I have the following variables VehicleID, TransactDate, TransactTime, OdometerReading, TransactCity, TransactState.
VehicleID is the unique vehicle ID, OdometerReading is the Odometer Reading, and the others are information related to the transaction time and location of the fuel card (similar to a credit card).
The records will be first grouped and sorted by VehicleID, TransactDate, TransactTime and OdometerReading. Then all records where the Vehicle ID and TransactDate is same for consecutive rows, AND TransactCity or TransactState are different for consecutive rows should be printed.
I also would like to add two derived variables.
1. Miles will be a derived variable that is the difference between consecutive odometer readings for the same Vehicle ID.
2. TimeDiff will be the second derived variable that will categorize the time difference for a particular vehicle on the same day.
My report should look like:
VehID TrDt TrTime TimeDiff Odometer Miles TrCity TrState
1296 1/30/2008 08:22:42 0:00:00 18301 000 Omaha NE
1296 1/30/2008 15:22:46 7:00:04 18560 259 KEARNEY NE
This is not directly an ODS or Report Procedure( PRINT, REPORT or TABULATE) question.
There are several different ways that you could solve this problem -- but all the ways that I can think off involve the DATA step -- either using ARRAYs to hold the values when you find the "set" of consecutive variables that meet your criteria or using the LAG function. (There are probably other solutions, but those are the places where I would start.) Inside your DATA step program, you'd have to calculate your new variables and THEN, generate your report with PRINT or REPORT.
Thanks Cynthia, I have tried the Lag function to compare values in consecutive rows but the problem is that it selects or extracts only the row below whenever there is a match. In the example below, only obs 2, 3, and 5 will be selected.
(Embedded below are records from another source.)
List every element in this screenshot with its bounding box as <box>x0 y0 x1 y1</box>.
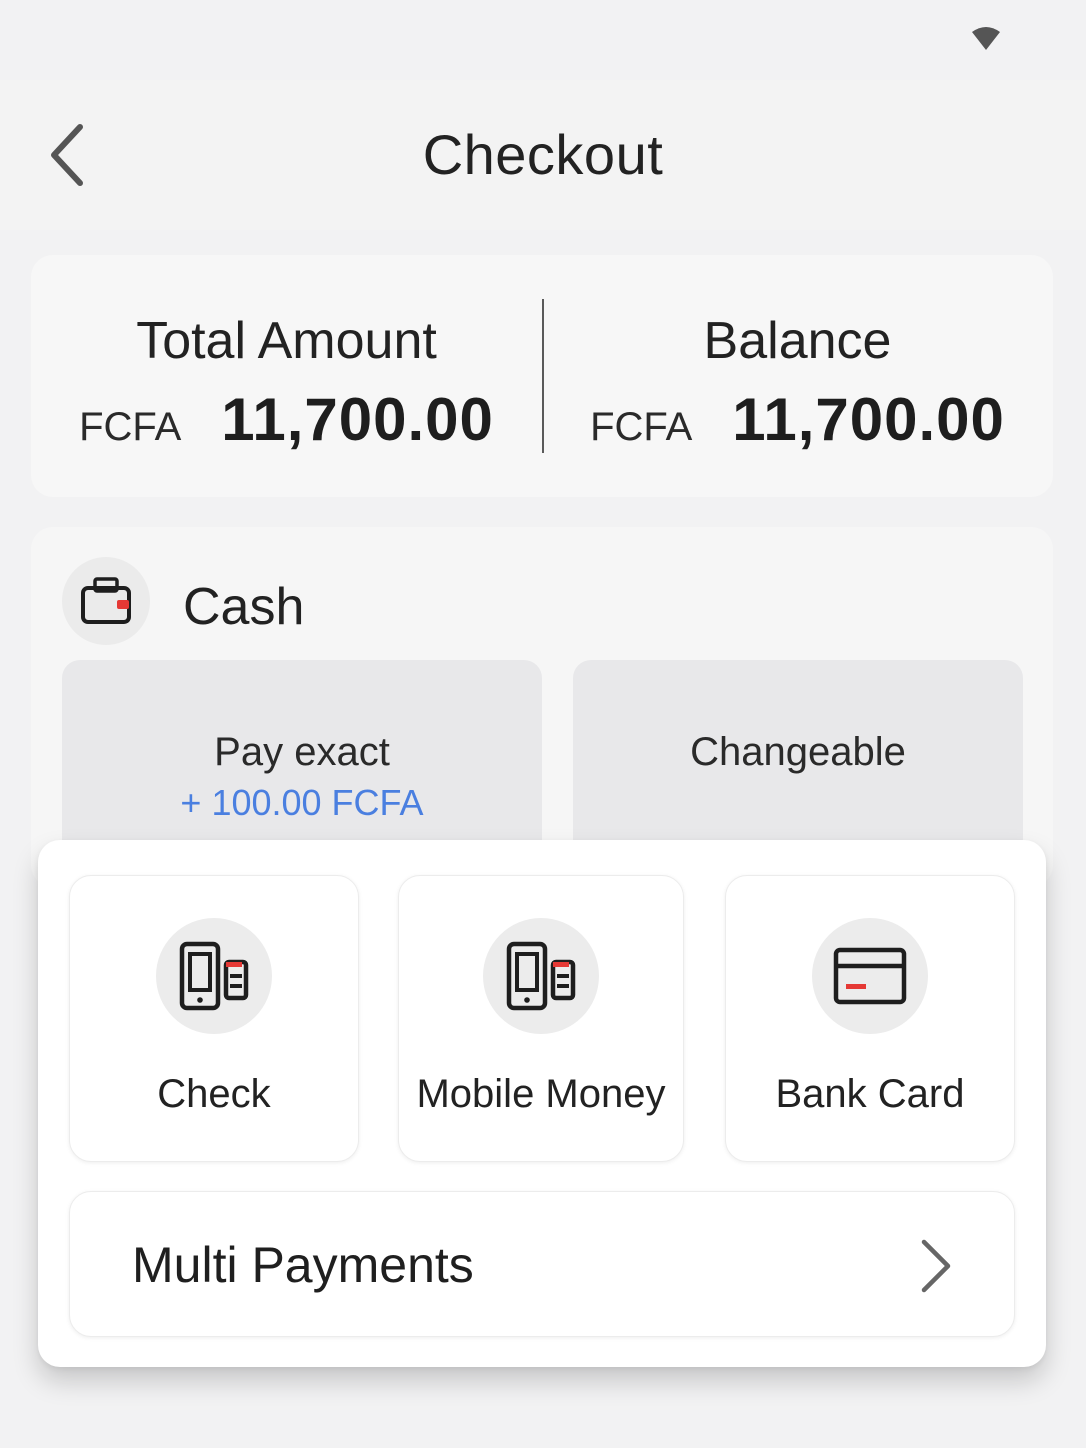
wifi-icon <box>972 27 1000 50</box>
total-amount-currency: FCFA <box>79 405 182 449</box>
total-amount-value: 11,700.00 <box>221 386 494 453</box>
mobile-money-button[interactable]: Mobile Money <box>398 875 684 1162</box>
total-amount-row: FCFA 11,700.00 <box>31 385 542 454</box>
balance-row: FCFA 11,700.00 <box>542 385 1053 454</box>
pay-exact-button[interactable]: Pay exact + 100.00 FCFA <box>62 660 542 860</box>
balance-label: Balance <box>703 312 892 370</box>
changeable-button[interactable]: Changeable <box>573 660 1023 860</box>
changeable-label: Changeable <box>690 730 906 774</box>
multi-payments-label: Multi Payments <box>132 1237 474 1293</box>
balance-value: 11,700.00 <box>732 386 1005 453</box>
check-payment-button[interactable]: Check <box>69 875 359 1162</box>
app-bar: Checkout <box>0 80 1086 230</box>
status-bar <box>0 0 1086 80</box>
balance-currency: FCFA <box>590 405 693 449</box>
phone-check-icon <box>179 941 249 1011</box>
pay-exact-label: Pay exact <box>214 730 390 774</box>
bank-card-label: Bank Card <box>775 1072 965 1116</box>
bank-card-icon <box>833 947 907 1005</box>
total-amount-label: Total Amount <box>136 312 437 370</box>
pay-exact-extra: + 100.00 FCFA <box>180 782 424 823</box>
check-label: Check <box>157 1072 271 1116</box>
cash-icon-badge <box>62 557 150 645</box>
amount-summary-card: Total Amount FCFA 11,700.00 Balance FCFA… <box>31 255 1053 497</box>
bank-card-button[interactable]: Bank Card <box>725 875 1015 1162</box>
mobile-money-label: Mobile Money <box>416 1072 666 1116</box>
mobile-money-icon-badge <box>483 918 599 1034</box>
multi-payments-row[interactable]: Multi Payments <box>69 1191 1015 1337</box>
bank-card-icon-badge <box>812 918 928 1034</box>
mobile-money-icon <box>506 941 576 1011</box>
chevron-right-icon <box>921 1239 951 1293</box>
payment-methods-sheet: Check Mobile Money Bank Card Multi Payme… <box>38 840 1046 1367</box>
balance-section: Balance FCFA 11,700.00 <box>542 255 1053 497</box>
cash-label: Cash <box>183 578 305 636</box>
cash-section: Cash Pay exact + 100.00 FCFA Changeable <box>31 527 1053 887</box>
total-amount-section: Total Amount FCFA 11,700.00 <box>31 255 542 497</box>
check-icon-badge <box>156 918 272 1034</box>
wallet-icon <box>81 577 131 624</box>
page-title: Checkout <box>422 123 664 186</box>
But it should be obs 1, 2, 4 and 5.
obs ori value lag value
2 100 100
3 300 100
4 200 300
5 200 200
Using arrays seems a better option but I don't how much time I can spend with the help manuals/documents 'coz this project's already under a time crunch! I'm still a newbie when it comes to reports/data manipulation as I use SAS Stat procedures most of the times on cleaned data :-)
I thought your criteria was that the vehicle ids and dates had to be the SAME on the consecutive obs and the the city/state had to be different on the consecutive obs. Without seeing the cities and states that were in your data and seeing your code with LAG, it's hard to understand why the LAG function didn't work for you. That may be a question for Tech Support. They could look at your data and your code with LAG and help you figure out how to make LAG work.
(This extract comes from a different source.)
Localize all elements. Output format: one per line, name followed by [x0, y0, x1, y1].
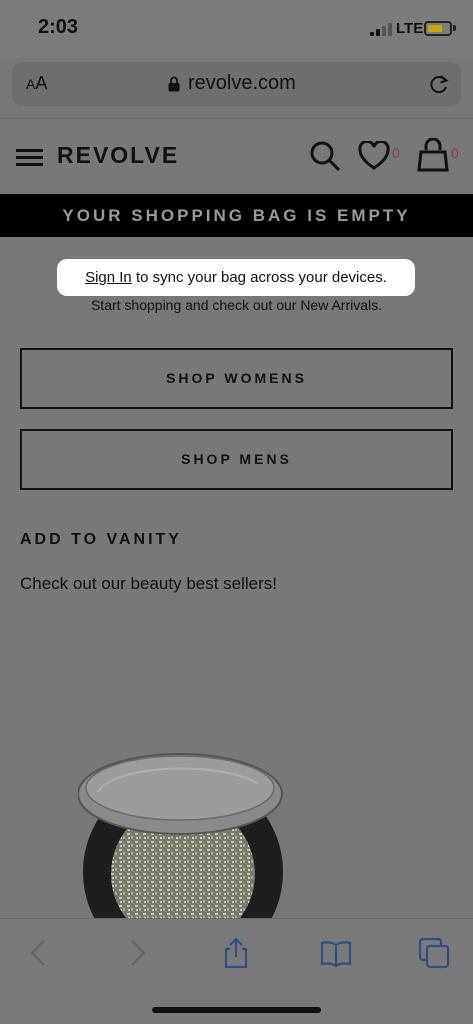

The thing is that when SAS is reading on obs #1, it can't make the decision about whether to output #1 because it hasn't read obs #2 yet -- the decision, when dealing with consecutive pairs can't be made until the second obs in the pair has been encountered (since SAS reads through the dataset sequentially).
This may mean that you have to code LAG to "save" more values from the LAGged observation. This might also mean that the structure of your final dataset could/will be different than the structure of the input dataset. I envision something more like this coming out of LAG and then you could code your conditional logic:
Basically, you'd use LAG to build 1 OBS out of every pair of consecutive observations. Sure, you'll throw away some observations because they don't make sense (like when Veh ID changes or the date is wrong), but with the above information all on 1 obs, it would be easy to see whether the 2 vehicle IDs were the same and the cities, etc and then just subtract to get the miles. One thing that is mentioned in most of the papers and notes about LAG is that you cannot use LAG conditionally (inside an IF statement) -- and I have found this to be true.
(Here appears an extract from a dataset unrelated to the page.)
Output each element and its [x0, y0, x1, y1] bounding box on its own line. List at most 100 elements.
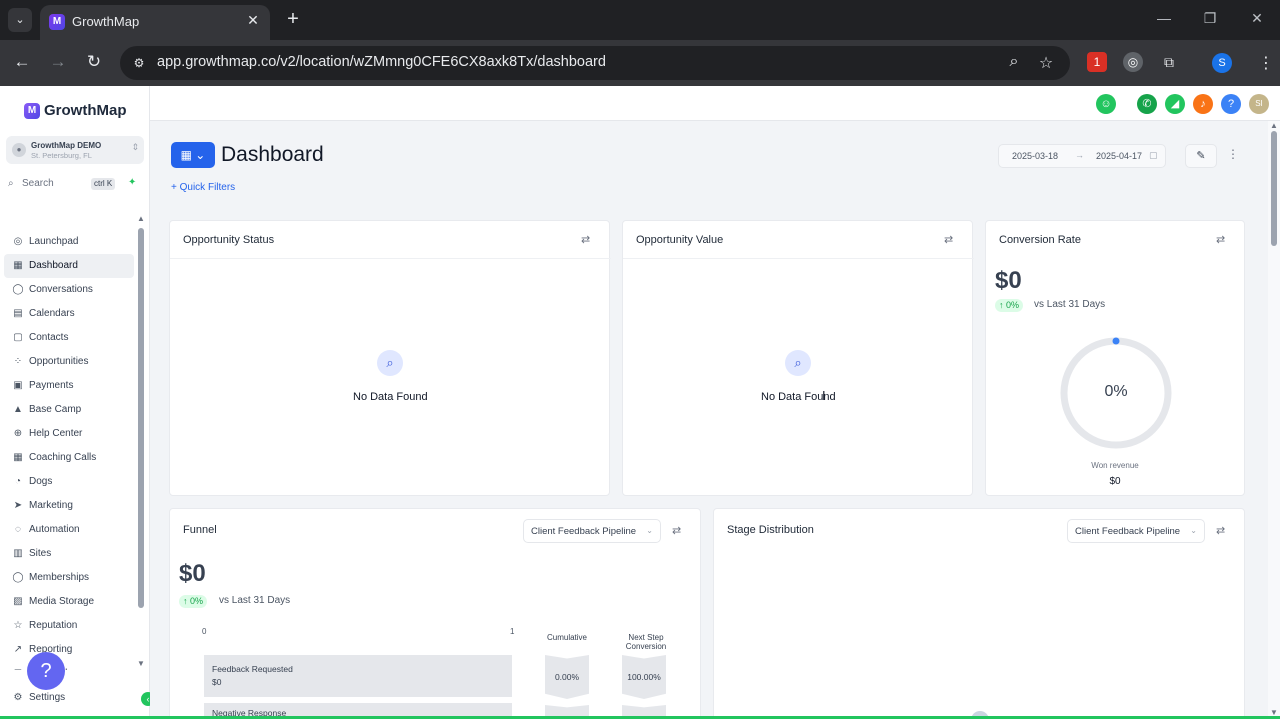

There is a Tech Support example http://support.sas.com/kb/24/665.html that explains:
/* This example shows the difference in output when you use conditional */
/* and unconditional logic in your program. Because the LAG function stores */
/* values on the queue only when it is called, you must call LAG unconditionally */
/* (outside the IF condition) to get the correct answers. (SAS Language Reference, */
/* Dictionary --> Functions and CALL Routines --> LAG function, Example 2) */
This means that you really need to issue the LAG function on every obs and THEN test the conditions and calculate your MILES and/or TIME. With this scenario -- using LAG for every OBS, you will probably have fewer observations coming out of the data step program than you had going into the data step program -- because there will be some combinations of the LAGged observations that do not make sense to test or output.